We’ve been silent on injustice for too long
This article was first published by The Canberra Times.
Governments around Australia are again playing politics with the lives and liberty of Indigenous people. As a nation, we should have no tolerance for such inequity and injustice.
This week the Northern Territory is set to introduce punitive bail laws that will see more young people locked up.
Fair to say the Northern Territory's youth justice system is in crisis: the youth detention facility is a decommissioned adult prison and Indigenous young people constitute over 95 percent of the youth detention population. The answer to complex social issues should not be a resort to short-sighted 'lock 'em up' politics.
We all want a safer community; we all want to reduce crime. The question is what's the best way of achieving this?
The evidence is abundantly clear: sending children to prison entrenches them in the criminal justice system. That is, locking children up makes matters worse by compounding the underlying reasons for their offending - reasons such as trauma from exposure to violence, Fetal Alcohol Spectrum Disorder, exposure to drug and alcohol misuse and complex behavioral issues. This is why detention must be a last resort.
Conversely, intervening early in the lives of disadvantaged children to address the causes of offending; preventing crime from occurring in the first place; and diverting young people away from the criminal justice system, not only reduces imprisonment rates, but also reduces offending rates.
In other words, we need resources to go into better education and employment opportunities; family counsellors; drug and alcohol services; and proper housing. We need to support Indigenous people and organisations to develop local solutions to the issues they are best placed to understand.
If we look to the ACT, we can see evidence of what works if we get smarter in our response to crime.
In 2011 the ACT Commissioners for Human Rights and Children and Young People released a damning report about their youth justice system, saying that it's at risk of becoming "harmful and counterproductive".
To their credit, and in contrast to the Northern Territory, the ACT government developed an evidence-based Blueprint for Youth Justice that puts resources into early intervention and diversion programs.
The result: the ACT has seen a dramatic drop in police apprehensions, court orders and youth detention rates. The ACT's approach has both improved community safety and the wellbeing of young people who might otherwise have sunk into the quicksand of the justice system.
But the ACT approach to youth justice is unfortunately a rare example. When it comes to punitive governments and myopic policies, Western Australia also stands out.
Last week the independent Western Australian Inspector of Custodial Services released a report highlighting the disproportionate impact their fines system has on Indigenous women: the most likely demographic to be locked up for fine default.
Western Australia is the only jurisdiction around the country that fails to properly differentiate between those who will not and those who simply cannot pay their fines, and the results are devastating.

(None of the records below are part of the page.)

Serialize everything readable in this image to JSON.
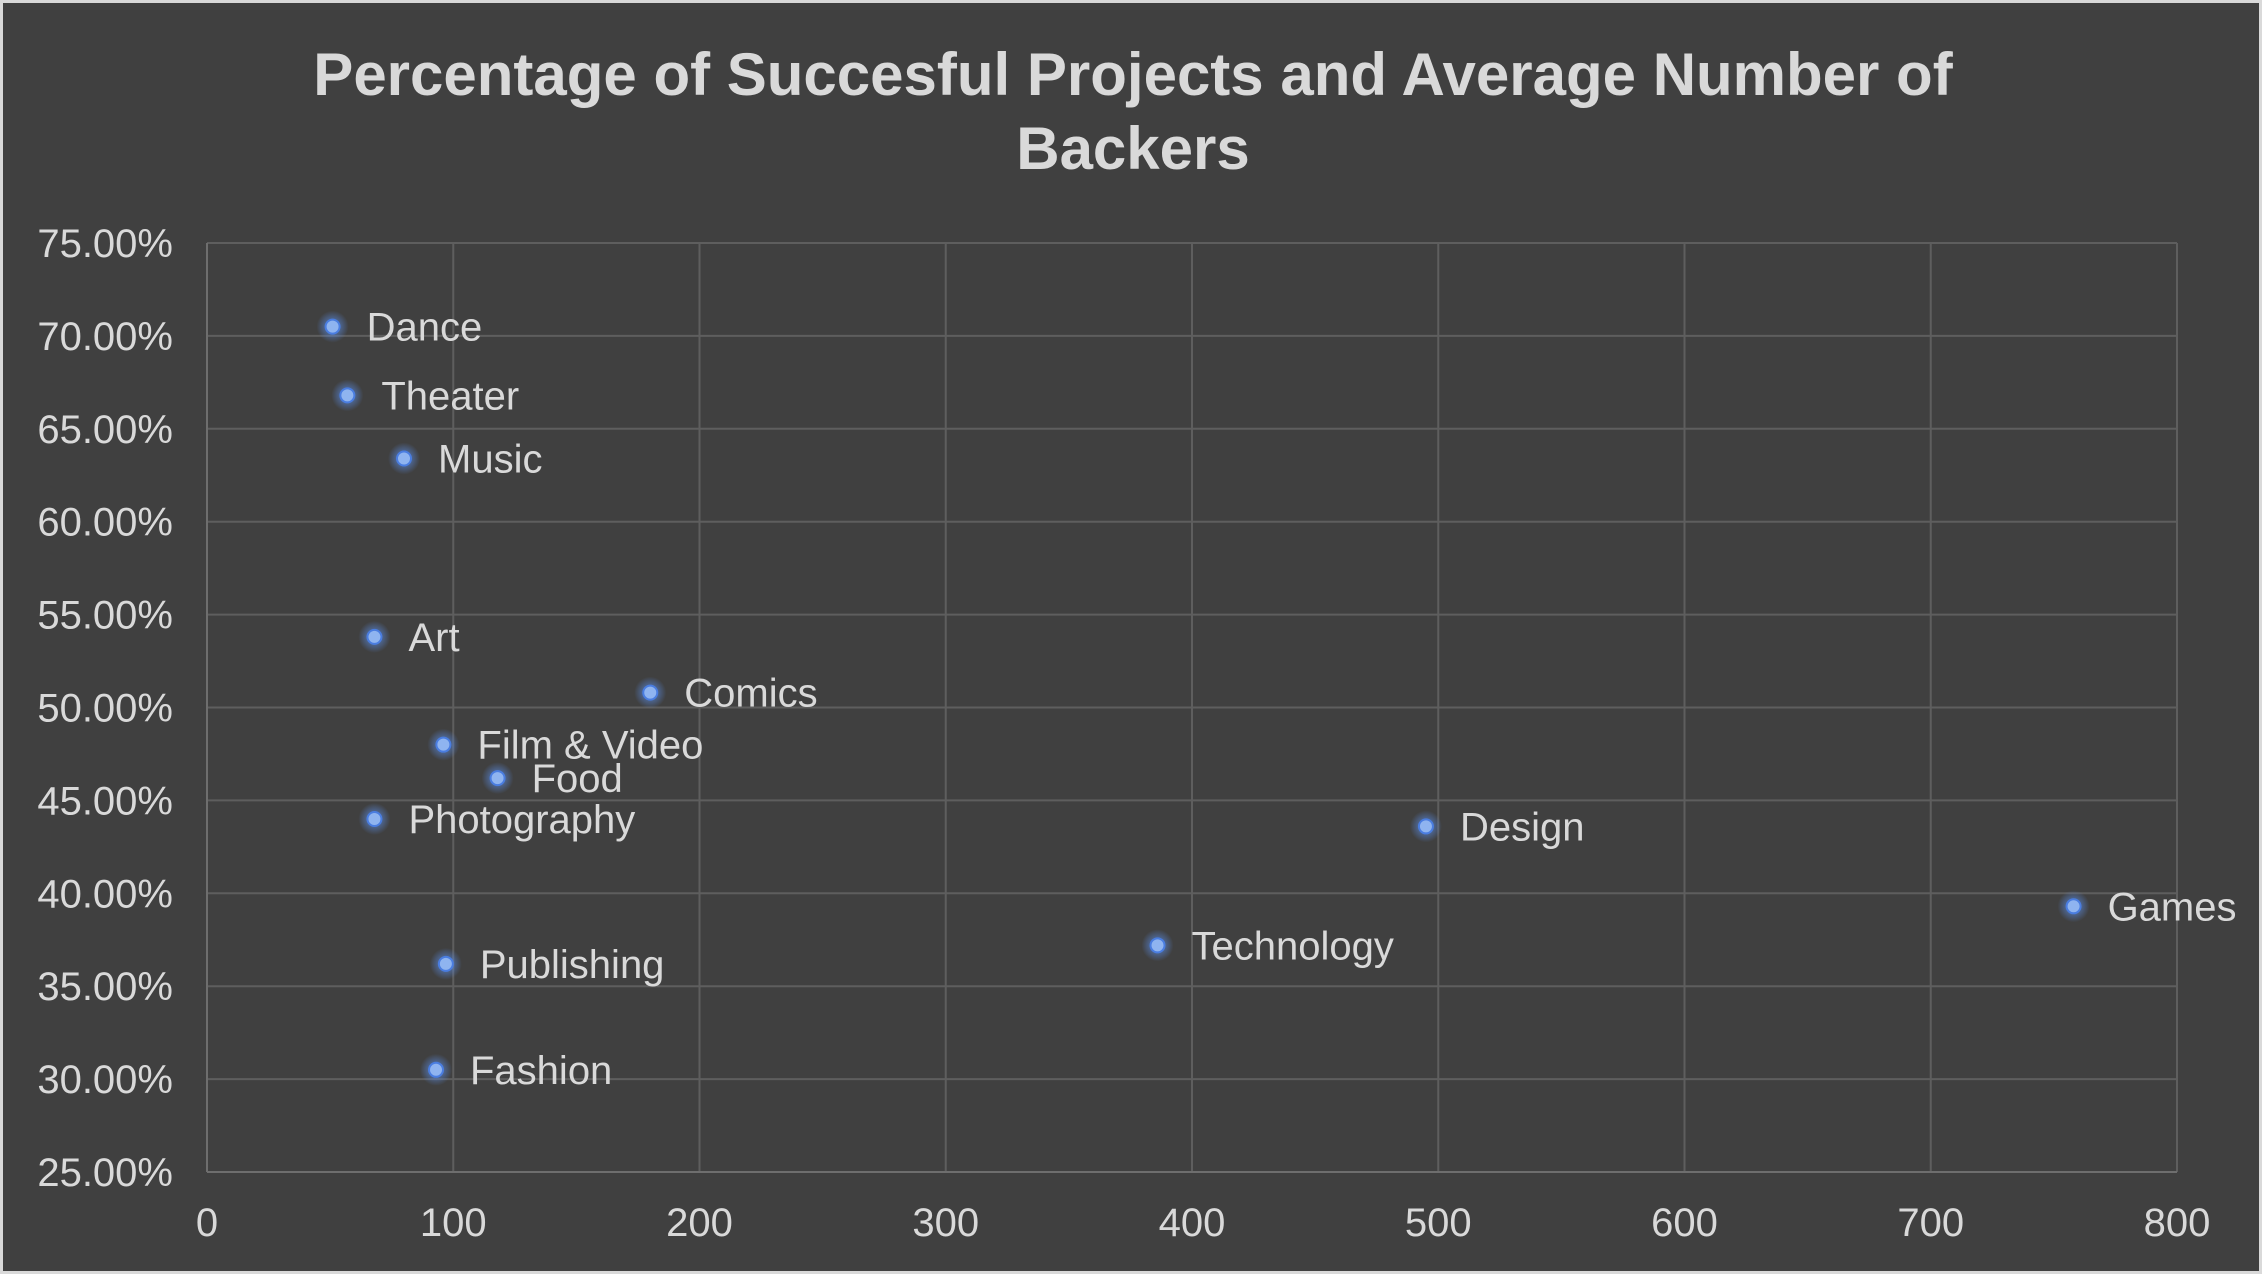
{
  "chart_data": {
    "type": "scatter",
    "title_lines": [
      "Percentage of Succesful Projects and Average Number of",
      "Backers"
    ],
    "xlabel": "",
    "ylabel": "",
    "xlim": [
      0,
      800
    ],
    "ylim": [
      0.25,
      0.75
    ],
    "x_ticks": [
      0,
      100,
      200,
      300,
      400,
      500,
      600,
      700,
      800
    ],
    "x_tick_labels": [
      "0",
      "100",
      "200",
      "300",
      "400",
      "500",
      "600",
      "700",
      "800"
    ],
    "y_ticks": [
      0.25,
      0.3,
      0.35,
      0.4,
      0.45,
      0.5,
      0.55,
      0.6,
      0.65,
      0.7,
      0.75
    ],
    "y_tick_labels": [
      "25.00%",
      "30.00%",
      "35.00%",
      "40.00%",
      "45.00%",
      "50.00%",
      "55.00%",
      "60.00%",
      "65.00%",
      "70.00%",
      "75.00%"
    ],
    "grid": true,
    "legend": "none",
    "marker_color": "#8fb4f0",
    "points": [
      {
        "label": "Dance",
        "x": 51,
        "y": 0.705
      },
      {
        "label": "Theater",
        "x": 57,
        "y": 0.668
      },
      {
        "label": "Music",
        "x": 80,
        "y": 0.634
      },
      {
        "label": "Art",
        "x": 68,
        "y": 0.538
      },
      {
        "label": "Comics",
        "x": 180,
        "y": 0.508
      },
      {
        "label": "Film & Video",
        "x": 96,
        "y": 0.48
      },
      {
        "label": "Food",
        "x": 118,
        "y": 0.462
      },
      {
        "label": "Photography",
        "x": 68,
        "y": 0.44
      },
      {
        "label": "Design",
        "x": 495,
        "y": 0.436
      },
      {
        "label": "Games",
        "x": 758,
        "y": 0.393
      },
      {
        "label": "Technology",
        "x": 386,
        "y": 0.372
      },
      {
        "label": "Publishing",
        "x": 97,
        "y": 0.362
      },
      {
        "label": "Fashion",
        "x": 93,
        "y": 0.305
      }
    ]
  }
}
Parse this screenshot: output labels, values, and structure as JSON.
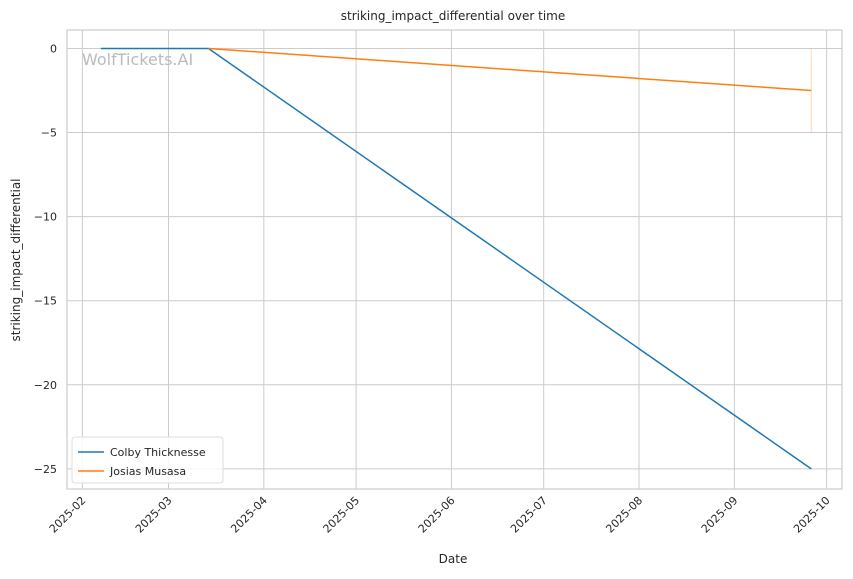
{
  "chart_data": {
    "type": "line",
    "title": "striking_impact_differential over time",
    "xlabel": "Date",
    "ylabel": "striking_impact_differential",
    "watermark": "WolfTickets.AI",
    "xlim": [
      "2025-01-27",
      "2025-10-06"
    ],
    "ylim": [
      -26.2,
      1.1
    ],
    "x_ticks": [
      "2025-02",
      "2025-03",
      "2025-04",
      "2025-05",
      "2025-06",
      "2025-07",
      "2025-08",
      "2025-09",
      "2025-10"
    ],
    "y_ticks": [
      0,
      -5,
      -10,
      -15,
      -20,
      -25
    ],
    "grid": true,
    "legend_position": "lower-left",
    "series": [
      {
        "name": "Colby Thicknesse",
        "color": "#1f77b4",
        "x": [
          "2025-02-07",
          "2025-03-14",
          "2025-09-26"
        ],
        "y": [
          0,
          0,
          -25
        ]
      },
      {
        "name": "Josias Musasa",
        "color": "#ff7f0e",
        "x": [
          "2025-03-14",
          "2025-09-26"
        ],
        "y": [
          0,
          -2.5
        ],
        "band": {
          "x": "2025-09-26",
          "y": [
            0,
            -5
          ]
        }
      }
    ]
  }
}
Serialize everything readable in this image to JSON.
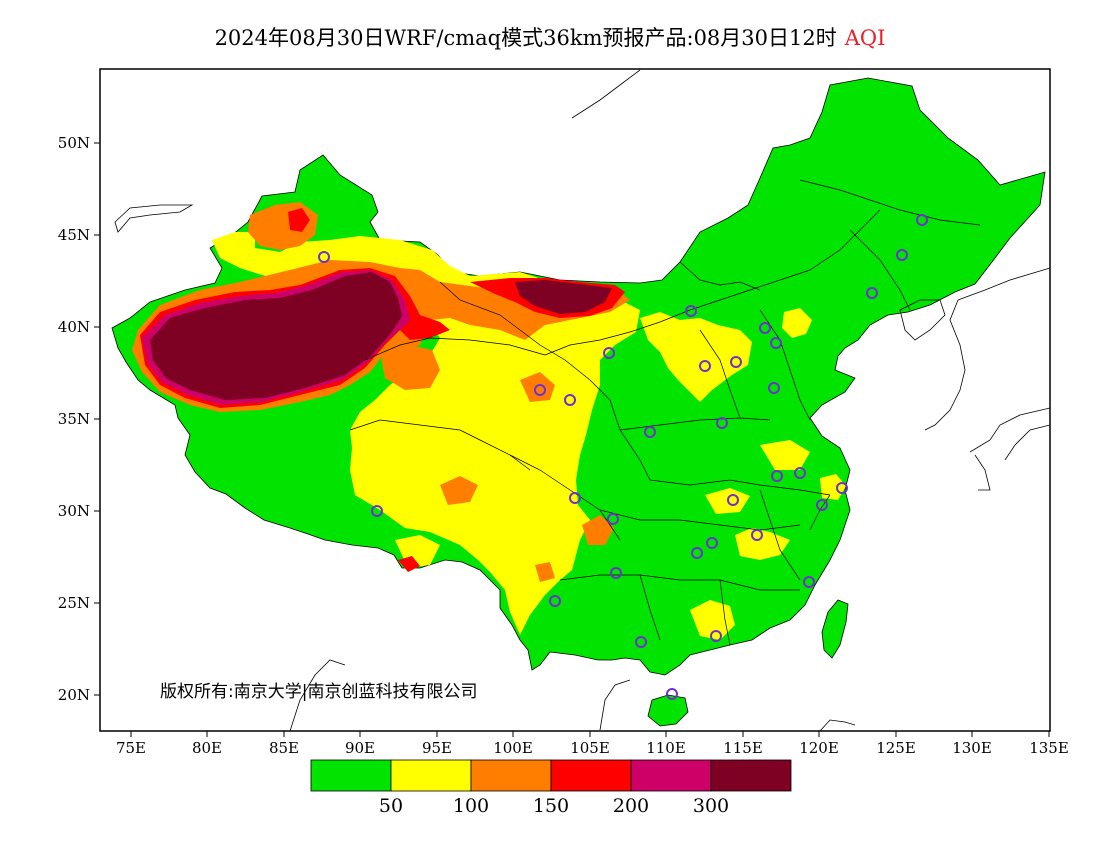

Ms Dhu, a 22 year old Yamatji woman, tragically died in police custody almost two years ago after being locked up for unpaid fines. The painful truth is Ms Dhu should have never been locked up in the first place. NSW has a fair and flexible fines system, which has resulted in no one being locked up for unpaid fines since the late 1990s; a system that Western Australia should adopt.
As this year marks the 25th anniversary of the Royal Commission into Aboriginal Deaths in Custody, we cannot forget that the Commonwealth Government has a role to play in failing to address the national justice crisis of Indigenous peoples' over-imprisonment.
Almost one in 10 Indigenous people aged 15 years and over have been imprisoned in their lifetime. The Social Justice Commissioner has rightly called this a national emergency.
Groups such as Change the Record – a coalition of leading human rights and Indigenous organisations – are urging the Federal Government to introduce 'Justice Targets' to reduce imprisonment and violence rates as part of the Close the Gap Strategy.
Justice targets are measurable goals to reduce Indigenous peoples' high imprisonment and victimisation rates. Just as the Federal Government has committed to closing the gap in life expectancy within a generation (by 2031), it could also commit to closing the justice gap. But it is refusing to lead by example.
The federal government has failed to send a clear message that governments cannot arrest and imprison their way out of complex social issues. This is despite a recent Vote Compass survey showing that Australians support action on Indigenous over-imprisonment rates.
At this time when the federal government is shirking responsibility and our state and territory governments perpetuate policies that result in even more Indigenous children and women being locked up, we must speak up.
We have the evidence, the answers and the policies. The challenge at hand is getting our governments to demonstrate their unwavering commitment to equality and justice for all.
Ruth Barson is a senior lawyer at the Human Rights Law Centre and Julian Cleary is an Indigenous rights campaigner at Amnesty International.